Paraguay as a Model of Independence
The history of Paraguay was characterized by instability and a dictatorial rule. It was involved in the two major world wars that were against Argentina, Brazil, and Uruguay in the 1947. The Latin American Wars of Independence were the different revolutions that took position in the late 18th century and early 19th century. This led to the creation of numerous independent countries in Latin America. The 19th century was a transitional era whereby Paraguay and the Latin America colonies became nations through the struggle for political, economic, and social independence.
The Paraguay of the first half-century after independence was a model of what the Latin America could have become. This was because political involvement and electoral contribution since the inception of the Latin American countries were rampaged. The post revolutionary state building project contemplated broad electoral contribution. With the outstanding of Paraguay and the Mexican Empire, the new regions adopted representative institutions due to independence (Bushnell and Macaulay138). The search for political array came into existence with the efforts to change monarch servants to voters. Many of the original republican citizens gave way afterwards to the more restrictive descendent republican citizens.
Paraguay used different models including the liberal model of economic, political, and social development .They aimed to achieve independence thus had to engage in civil wars in 1947. In 1954 to 1989, Alfredo Stroessner used long dictatorship that left an unfathomable heritage of fear and self-censorship among the Paraguayans. They only started to overcome their challenges when they created liberal model of social-economic development (Bushnell and Macaulay 12).

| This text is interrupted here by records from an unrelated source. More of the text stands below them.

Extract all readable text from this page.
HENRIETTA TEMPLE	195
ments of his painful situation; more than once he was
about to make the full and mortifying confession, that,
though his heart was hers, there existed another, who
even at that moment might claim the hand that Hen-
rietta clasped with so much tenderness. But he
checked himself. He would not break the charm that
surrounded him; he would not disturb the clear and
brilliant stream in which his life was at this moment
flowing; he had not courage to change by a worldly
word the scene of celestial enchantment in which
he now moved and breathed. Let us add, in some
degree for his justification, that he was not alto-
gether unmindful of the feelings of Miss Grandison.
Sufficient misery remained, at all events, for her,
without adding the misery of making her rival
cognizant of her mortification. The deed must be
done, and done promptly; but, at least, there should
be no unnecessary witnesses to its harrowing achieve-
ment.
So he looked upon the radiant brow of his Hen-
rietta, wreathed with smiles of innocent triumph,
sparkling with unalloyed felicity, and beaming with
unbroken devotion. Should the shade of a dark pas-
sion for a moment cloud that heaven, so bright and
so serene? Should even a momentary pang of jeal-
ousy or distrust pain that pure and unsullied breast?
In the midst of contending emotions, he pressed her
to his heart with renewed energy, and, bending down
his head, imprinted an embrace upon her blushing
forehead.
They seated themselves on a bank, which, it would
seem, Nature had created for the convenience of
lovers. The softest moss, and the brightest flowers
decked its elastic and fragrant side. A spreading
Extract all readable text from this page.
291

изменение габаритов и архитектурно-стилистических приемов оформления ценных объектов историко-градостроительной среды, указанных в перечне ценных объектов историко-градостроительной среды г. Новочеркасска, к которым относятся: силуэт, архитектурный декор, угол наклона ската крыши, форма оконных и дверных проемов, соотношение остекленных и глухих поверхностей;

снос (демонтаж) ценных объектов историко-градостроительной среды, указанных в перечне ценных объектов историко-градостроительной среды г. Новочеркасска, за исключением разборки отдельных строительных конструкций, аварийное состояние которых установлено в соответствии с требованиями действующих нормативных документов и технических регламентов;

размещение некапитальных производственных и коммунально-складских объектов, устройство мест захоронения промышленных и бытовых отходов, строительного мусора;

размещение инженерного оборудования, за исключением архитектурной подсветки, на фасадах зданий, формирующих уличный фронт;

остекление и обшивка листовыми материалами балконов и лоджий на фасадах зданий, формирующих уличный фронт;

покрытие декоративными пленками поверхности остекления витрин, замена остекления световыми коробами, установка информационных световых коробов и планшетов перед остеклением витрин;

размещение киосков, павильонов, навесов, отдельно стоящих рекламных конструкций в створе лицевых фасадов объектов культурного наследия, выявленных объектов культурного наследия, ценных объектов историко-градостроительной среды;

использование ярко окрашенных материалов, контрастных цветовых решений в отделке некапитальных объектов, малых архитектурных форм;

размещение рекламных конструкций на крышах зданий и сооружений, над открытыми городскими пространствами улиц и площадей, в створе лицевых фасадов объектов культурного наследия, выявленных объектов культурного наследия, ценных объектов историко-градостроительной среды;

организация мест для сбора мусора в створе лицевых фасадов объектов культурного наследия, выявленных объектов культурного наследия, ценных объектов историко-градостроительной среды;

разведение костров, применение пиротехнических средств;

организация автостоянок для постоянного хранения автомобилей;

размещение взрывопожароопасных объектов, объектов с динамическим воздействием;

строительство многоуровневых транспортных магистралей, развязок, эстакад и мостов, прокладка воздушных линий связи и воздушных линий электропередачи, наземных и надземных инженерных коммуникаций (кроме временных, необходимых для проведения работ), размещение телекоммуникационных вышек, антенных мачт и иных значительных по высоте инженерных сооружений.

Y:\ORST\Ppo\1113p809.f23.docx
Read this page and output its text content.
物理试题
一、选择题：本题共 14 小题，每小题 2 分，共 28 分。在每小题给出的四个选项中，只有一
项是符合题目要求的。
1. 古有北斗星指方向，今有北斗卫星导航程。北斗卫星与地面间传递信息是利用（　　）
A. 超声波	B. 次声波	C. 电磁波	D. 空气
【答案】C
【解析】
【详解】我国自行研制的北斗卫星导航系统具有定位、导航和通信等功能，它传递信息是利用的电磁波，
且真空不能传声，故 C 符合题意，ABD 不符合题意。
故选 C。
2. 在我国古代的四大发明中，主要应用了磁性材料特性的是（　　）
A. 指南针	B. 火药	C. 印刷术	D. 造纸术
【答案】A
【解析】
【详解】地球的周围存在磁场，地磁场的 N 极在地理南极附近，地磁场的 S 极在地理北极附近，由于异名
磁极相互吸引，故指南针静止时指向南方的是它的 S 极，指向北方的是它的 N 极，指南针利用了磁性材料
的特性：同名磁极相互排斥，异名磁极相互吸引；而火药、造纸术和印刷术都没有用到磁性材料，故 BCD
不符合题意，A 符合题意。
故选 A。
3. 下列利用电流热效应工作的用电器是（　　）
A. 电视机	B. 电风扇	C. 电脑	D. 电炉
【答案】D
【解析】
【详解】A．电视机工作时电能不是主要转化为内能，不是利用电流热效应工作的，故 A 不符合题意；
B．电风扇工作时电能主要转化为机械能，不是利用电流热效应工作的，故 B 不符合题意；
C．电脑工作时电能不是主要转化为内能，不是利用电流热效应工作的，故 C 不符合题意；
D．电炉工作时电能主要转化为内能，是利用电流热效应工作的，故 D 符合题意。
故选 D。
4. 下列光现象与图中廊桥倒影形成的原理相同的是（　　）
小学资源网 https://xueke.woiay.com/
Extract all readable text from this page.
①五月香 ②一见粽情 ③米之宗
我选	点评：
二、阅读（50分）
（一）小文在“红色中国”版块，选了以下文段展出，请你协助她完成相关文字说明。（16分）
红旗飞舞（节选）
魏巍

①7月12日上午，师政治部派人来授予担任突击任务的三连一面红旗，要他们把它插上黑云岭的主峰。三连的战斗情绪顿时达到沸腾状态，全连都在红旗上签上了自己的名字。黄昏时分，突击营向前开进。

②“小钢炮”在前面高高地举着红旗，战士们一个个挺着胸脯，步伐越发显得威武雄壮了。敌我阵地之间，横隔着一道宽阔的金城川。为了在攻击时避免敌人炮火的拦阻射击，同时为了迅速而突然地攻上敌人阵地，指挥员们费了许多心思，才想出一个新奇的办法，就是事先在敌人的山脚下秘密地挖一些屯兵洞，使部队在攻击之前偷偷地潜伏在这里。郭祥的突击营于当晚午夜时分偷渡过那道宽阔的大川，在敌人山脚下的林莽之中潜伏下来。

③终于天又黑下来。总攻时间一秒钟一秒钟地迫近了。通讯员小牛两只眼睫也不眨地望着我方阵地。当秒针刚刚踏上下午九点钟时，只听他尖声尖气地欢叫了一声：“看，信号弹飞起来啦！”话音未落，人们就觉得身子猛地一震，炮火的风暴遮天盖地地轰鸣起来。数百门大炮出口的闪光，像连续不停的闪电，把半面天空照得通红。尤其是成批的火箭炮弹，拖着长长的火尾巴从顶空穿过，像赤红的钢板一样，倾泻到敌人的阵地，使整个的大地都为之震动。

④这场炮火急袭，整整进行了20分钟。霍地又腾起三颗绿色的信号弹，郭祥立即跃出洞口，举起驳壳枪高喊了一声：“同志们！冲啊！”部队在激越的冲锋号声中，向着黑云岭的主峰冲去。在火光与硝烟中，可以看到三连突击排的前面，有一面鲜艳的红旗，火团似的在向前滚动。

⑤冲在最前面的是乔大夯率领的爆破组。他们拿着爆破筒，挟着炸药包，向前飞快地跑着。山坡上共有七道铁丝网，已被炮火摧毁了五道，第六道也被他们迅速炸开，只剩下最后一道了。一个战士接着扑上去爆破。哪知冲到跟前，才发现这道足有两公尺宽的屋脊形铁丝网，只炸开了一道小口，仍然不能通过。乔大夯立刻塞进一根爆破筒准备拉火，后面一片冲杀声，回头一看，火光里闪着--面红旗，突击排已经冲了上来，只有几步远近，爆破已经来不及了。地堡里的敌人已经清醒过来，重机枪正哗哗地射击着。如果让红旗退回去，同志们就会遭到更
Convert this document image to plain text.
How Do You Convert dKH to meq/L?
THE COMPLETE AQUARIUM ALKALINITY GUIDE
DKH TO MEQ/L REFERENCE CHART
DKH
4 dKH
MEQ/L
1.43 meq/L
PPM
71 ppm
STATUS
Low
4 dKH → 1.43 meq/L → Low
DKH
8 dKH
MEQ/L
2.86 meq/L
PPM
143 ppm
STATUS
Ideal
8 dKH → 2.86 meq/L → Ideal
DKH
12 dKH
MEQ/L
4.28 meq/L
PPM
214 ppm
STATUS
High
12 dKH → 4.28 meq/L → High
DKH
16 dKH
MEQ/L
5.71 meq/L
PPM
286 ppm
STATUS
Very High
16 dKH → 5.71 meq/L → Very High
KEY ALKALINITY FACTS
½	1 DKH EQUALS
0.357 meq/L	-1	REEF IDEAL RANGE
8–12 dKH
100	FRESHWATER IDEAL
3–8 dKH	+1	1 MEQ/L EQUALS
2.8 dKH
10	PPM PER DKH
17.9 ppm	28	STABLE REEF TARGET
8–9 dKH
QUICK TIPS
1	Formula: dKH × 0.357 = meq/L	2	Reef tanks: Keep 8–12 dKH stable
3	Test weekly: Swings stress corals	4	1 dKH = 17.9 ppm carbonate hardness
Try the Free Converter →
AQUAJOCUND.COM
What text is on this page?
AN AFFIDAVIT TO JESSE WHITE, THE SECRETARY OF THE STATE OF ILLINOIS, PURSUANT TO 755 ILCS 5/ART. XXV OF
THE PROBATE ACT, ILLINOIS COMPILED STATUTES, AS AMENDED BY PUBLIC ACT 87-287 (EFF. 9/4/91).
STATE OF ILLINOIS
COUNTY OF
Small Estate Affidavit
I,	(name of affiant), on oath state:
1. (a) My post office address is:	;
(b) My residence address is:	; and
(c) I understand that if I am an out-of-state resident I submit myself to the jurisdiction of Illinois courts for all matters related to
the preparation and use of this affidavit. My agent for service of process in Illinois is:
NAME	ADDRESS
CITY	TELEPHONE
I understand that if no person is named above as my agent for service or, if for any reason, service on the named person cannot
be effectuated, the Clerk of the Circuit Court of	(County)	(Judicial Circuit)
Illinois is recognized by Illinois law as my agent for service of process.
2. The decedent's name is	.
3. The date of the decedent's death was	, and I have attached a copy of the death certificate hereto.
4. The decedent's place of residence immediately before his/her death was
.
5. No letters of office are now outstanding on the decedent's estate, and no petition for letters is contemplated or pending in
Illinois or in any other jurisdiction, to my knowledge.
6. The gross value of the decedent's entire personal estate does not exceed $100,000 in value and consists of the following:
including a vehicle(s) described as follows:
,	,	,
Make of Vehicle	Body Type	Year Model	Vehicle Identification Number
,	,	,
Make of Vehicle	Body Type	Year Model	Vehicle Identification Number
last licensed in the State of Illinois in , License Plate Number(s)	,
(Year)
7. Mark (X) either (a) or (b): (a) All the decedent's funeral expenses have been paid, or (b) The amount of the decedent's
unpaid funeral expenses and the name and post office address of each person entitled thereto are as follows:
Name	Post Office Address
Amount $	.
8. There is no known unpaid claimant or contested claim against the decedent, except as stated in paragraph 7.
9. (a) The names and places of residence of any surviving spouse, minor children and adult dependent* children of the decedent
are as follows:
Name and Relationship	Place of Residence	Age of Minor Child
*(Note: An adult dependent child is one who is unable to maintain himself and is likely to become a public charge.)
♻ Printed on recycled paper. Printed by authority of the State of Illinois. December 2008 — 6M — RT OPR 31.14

I agree with the two authors because they base their argument on the preliminary experiments in state building. Many leaders adopt liberal modes of both socio-economic and political progress in order to achieve independent. Paraguay entered in the civil war because they wanted to institutionalize their nation. They created institutions that were the primary cause of political, cultural, and economic development. The institutions that mattered most were those concerned with the protection of property rights. Others were concerned with mobilization of resources and coordinating investment.
Political institutions were self-sustaining that is, they survived and functioned only incase they could continually generate outcomes that preferred. Each group in Paraguay could impose itself by violating the orders of the institution using force. While the Latin American countries were apparently not the same, the crumple of the colonial rule left them without justifiable national or substantial institutions. When they founded them, political institutions became highly exclusionary. Yet even though the elites processed their conflicts peacefully, typically over centralization, and high tariffs existed (Bushnell and Macaulay 23).
The emergence of Latin America led to economic development in different parts of the country. However, political disparity still existed as well as economics disparity that led to further cost of economic integration. Due to economic insecurity, the issue of political integration of the unfortunate, urban employees, and agricultural workers led to recurrent institutional volatility. Economies grew when the political power brought safety of property in Latin America even though political institutions captivated among the elites and processed them according to regulations (Bushnell and Macaulay 27).
In conclusion, the 19th century was marked as a year of liberalism where many regions turned to new ideas of socio-economic and political development. The struggle for independence led to development of infrastructures and expansion of trade. The liberals came to authority in most regions, and Paraguay laid emphasis social-economic, and political development. However, liberalism was contradictory from the political point of view, but they struggled and later on succeeded.
Bushnell, David & Neill Macaulay. The emergence of Latin America in the nineteenth century.
New York, NY: Oxford University Press, 1988. Print.